The FLARE Act, or the Firefighter Lithium-ion Awareness and Readiness Enhancement Act, updates the Federal Fire Prevention and Control Act to give local fire departments a clearer path to funding specialized equipment. Specifically, it expands the list of eligible uses for federal grants to include the suppression of fires resulting from 'thermal runaway.' By formally defining these high-heat chemical reactions in federal law, the bill ensures that when your local fire station applies for a grant, they can explicitly ask for the expensive, specialized tools needed to handle the unique dangers of modern battery fires.
As we pack our homes and garages with e-bikes, electric vehicles, and backup power walls, the nature of fire risk is changing. Traditional water hoses often aren't enough for a lithium-ion battery in 'thermal runaway'—a process defined in Section 2 as an uncontrolled increase in temperature caused by internal chemical reactions. For a firefighter on the ground, this means a fire that is harder to put out and prone to reigniting hours later. By adding 'suppressing fires resulting from thermal runaway' to the allowable grant uses under Section 33(d)(3)(E), the bill allows departments to modernize their inventory without draining local tax budgets.
The bill doesn't just throw money at the problem; it creates a technical roadmap. It defines a lithium-ion cell as a rechargeable battery where electrodes are intercalation compounds, specifically excluding smaller consumer batteries already covered by certain transport regulations. This precision matters for your local fire chief: it means they can point to specific federal definitions when justifying the purchase of heavy-duty cooling blankets, specialized nozzles, or large-scale water penetration tools. It turns a vague need for 'better gear' into a specific, legally recognized requirement for handling 21st-century hazards.

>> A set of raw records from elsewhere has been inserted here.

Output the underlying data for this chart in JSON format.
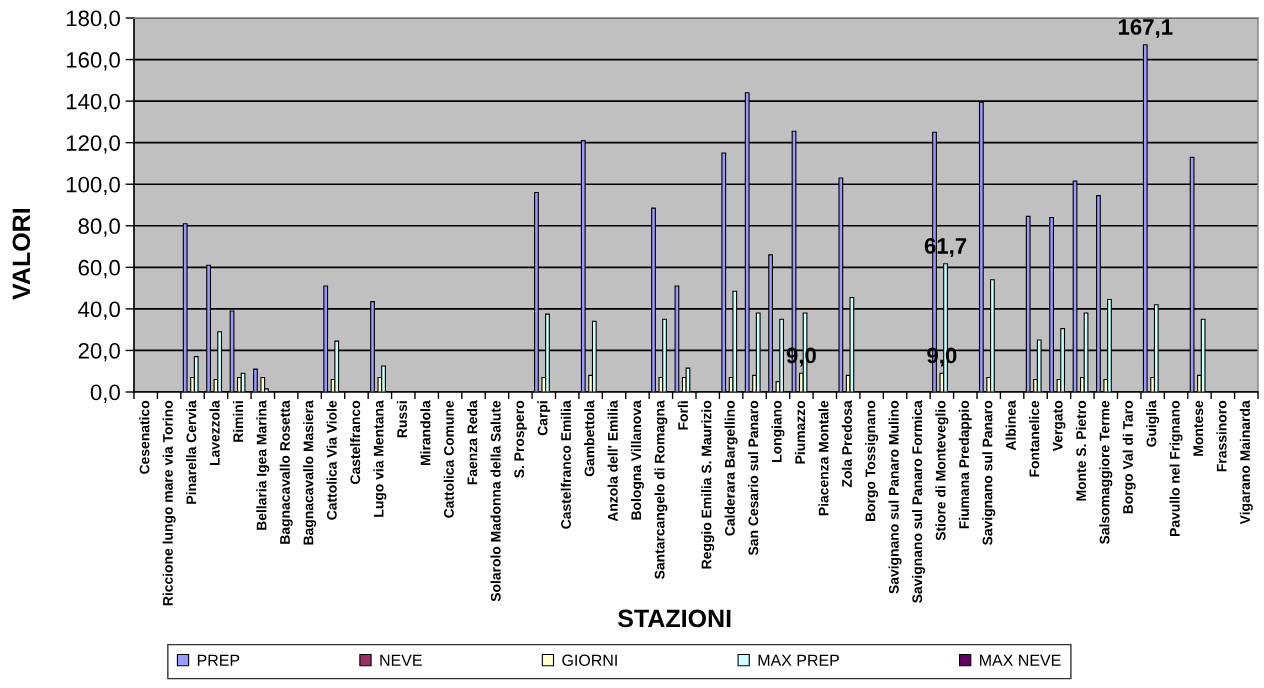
{
  "chart_data": {
    "type": "bar",
    "xlabel": "STAZIONI",
    "ylabel": "VALORI",
    "categories": [
      "Cesenatico",
      "Riccione lungo mare via Torino",
      "Pinarella Cervia",
      "Lavezzola",
      "Rimini",
      "Bellaria Igea Marina",
      "Bagnacavallo Rosetta",
      "Bagnacavallo Masiera",
      "Cattolica Via Viole",
      "Castelfranco",
      "Lugo via Mentana",
      "Russi",
      "Mirandola",
      "Cattolica Comune",
      "Faenza Reda",
      "Solarolo Madonna della Salute",
      "S. Prospero",
      "Carpi",
      "Castelfranco Emilia",
      "Gambettola",
      "Anzola dell' Emilia",
      "Bologna Villanova",
      "Santarcangelo di Romagna",
      "Forlì",
      "Reggio Emilia S. Maurizio",
      "Calderara Bargellino",
      "San Cesario sul Panaro",
      "Longiano",
      "Piumazzo",
      "Piacenza Montale",
      "Zola Predosa",
      "Borgo Tossignano",
      "Savignano sul Panaro Mulino",
      "Savignano sul Panaro Formica",
      "Stiore di Monteveglio",
      "Fiumana Predappio",
      "Savignano sul Panaro",
      "Albinea",
      "Fontanelice",
      "Vergato",
      "Monte S. Pietro",
      "Salsomaggiore Terme",
      "Borgo Val di Taro",
      "Guiglia",
      "Pavullo nel Frignano",
      "Montese",
      "Frassinoro",
      "Vigarano Mainarda"
    ],
    "series": [
      {
        "name": "PREP",
        "color": "#9999ff",
        "values": [
          null,
          null,
          81,
          61,
          39,
          11,
          null,
          null,
          51,
          null,
          43.5,
          null,
          null,
          null,
          null,
          null,
          null,
          96,
          null,
          121,
          null,
          null,
          88.5,
          51,
          null,
          115,
          144,
          66,
          125.5,
          null,
          103,
          null,
          null,
          null,
          125,
          null,
          139.5,
          null,
          84.5,
          84,
          101.5,
          94.5,
          null,
          167.1,
          null,
          113,
          null,
          null
        ],
        "value_labels": [
          null,
          null,
          null,
          null,
          null,
          null,
          null,
          null,
          null,
          null,
          null,
          null,
          null,
          null,
          null,
          null,
          null,
          null,
          null,
          null,
          null,
          null,
          null,
          null,
          null,
          null,
          null,
          null,
          null,
          null,
          null,
          null,
          null,
          null,
          null,
          null,
          null,
          null,
          null,
          null,
          null,
          null,
          null,
          "167,1",
          null,
          null,
          null,
          null
        ]
      },
      {
        "name": "NEVE",
        "color": "#993366",
        "values": [
          null,
          null,
          null,
          null,
          null,
          null,
          null,
          null,
          null,
          null,
          null,
          null,
          null,
          null,
          null,
          null,
          null,
          null,
          null,
          null,
          null,
          null,
          null,
          null,
          null,
          null,
          null,
          null,
          null,
          null,
          null,
          null,
          null,
          null,
          null,
          null,
          null,
          null,
          null,
          null,
          null,
          null,
          null,
          null,
          null,
          null,
          null,
          null
        ]
      },
      {
        "name": "GIORNI",
        "color": "#ffffcc",
        "values": [
          null,
          null,
          7,
          6,
          7,
          7,
          null,
          null,
          6,
          null,
          7,
          null,
          null,
          null,
          null,
          null,
          null,
          7,
          null,
          8,
          null,
          null,
          7,
          7,
          null,
          7,
          8,
          5,
          9,
          null,
          8,
          null,
          null,
          null,
          9,
          null,
          7,
          null,
          6,
          6,
          7,
          6,
          null,
          7,
          null,
          8,
          null,
          null
        ],
        "value_labels": [
          null,
          null,
          null,
          null,
          null,
          null,
          null,
          null,
          null,
          null,
          null,
          null,
          null,
          null,
          null,
          null,
          null,
          null,
          null,
          null,
          null,
          null,
          null,
          null,
          null,
          null,
          null,
          null,
          "9,0",
          null,
          null,
          null,
          null,
          null,
          "9,0",
          null,
          null,
          null,
          null,
          null,
          null,
          null,
          null,
          null,
          null,
          null,
          null,
          null
        ]
      },
      {
        "name": "MAX PREP",
        "color": "#ccffff",
        "values": [
          null,
          null,
          17,
          29,
          9,
          1.5,
          null,
          null,
          24.5,
          null,
          12.5,
          null,
          null,
          null,
          null,
          null,
          null,
          37.5,
          null,
          34,
          null,
          null,
          35,
          11.5,
          null,
          48.5,
          38,
          35,
          38,
          null,
          45.5,
          null,
          null,
          null,
          61.7,
          null,
          54,
          null,
          25,
          30.5,
          38,
          44.5,
          null,
          42,
          null,
          35,
          null,
          null
        ],
        "value_labels": [
          null,
          null,
          null,
          null,
          null,
          null,
          null,
          null,
          null,
          null,
          null,
          null,
          null,
          null,
          null,
          null,
          null,
          null,
          null,
          null,
          null,
          null,
          null,
          null,
          null,
          null,
          null,
          null,
          null,
          null,
          null,
          null,
          null,
          null,
          "61,7",
          null,
          null,
          null,
          null,
          null,
          null,
          null,
          null,
          null,
          null,
          null,
          null,
          null
        ]
      },
      {
        "name": "MAX NEVE",
        "color": "#660066",
        "values": [
          null,
          null,
          null,
          null,
          null,
          null,
          null,
          null,
          null,
          null,
          null,
          null,
          null,
          null,
          null,
          null,
          null,
          null,
          null,
          null,
          null,
          null,
          null,
          null,
          null,
          null,
          null,
          null,
          null,
          null,
          null,
          null,
          null,
          null,
          null,
          null,
          null,
          null,
          null,
          null,
          null,
          null,
          null,
          null,
          null,
          null,
          null,
          null
        ]
      }
    ],
    "ylim": [
      0,
      180
    ],
    "yticks": [
      {
        "value": 0,
        "label": "0,0"
      },
      {
        "value": 20,
        "label": "20,0"
      },
      {
        "value": 40,
        "label": "40,0"
      },
      {
        "value": 60,
        "label": "60,0"
      },
      {
        "value": 80,
        "label": "80,0"
      },
      {
        "value": 100,
        "label": "100,0"
      },
      {
        "value": 120,
        "label": "120,0"
      },
      {
        "value": 140,
        "label": "140,0"
      },
      {
        "value": 160,
        "label": "160,0"
      },
      {
        "value": 180,
        "label": "180,0"
      }
    ],
    "grid": "y",
    "legend": "bottom"
  }
}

For the average person, this bill is about ensuring the crew that shows up to a garage fire has more than just a standard toolkit. If you live in a dense apartment complex with an e-bike charging room or a suburban home with an EV in the driveway, the FLARE Act helps ensure your local responders aren't fighting new-age fires with old-age equipment. By aligning federal grant eligibility with the reality of modern technology, the bill aims to reduce the time it takes to neutralize battery fires, potentially preventing them from spreading to neighboring homes or businesses.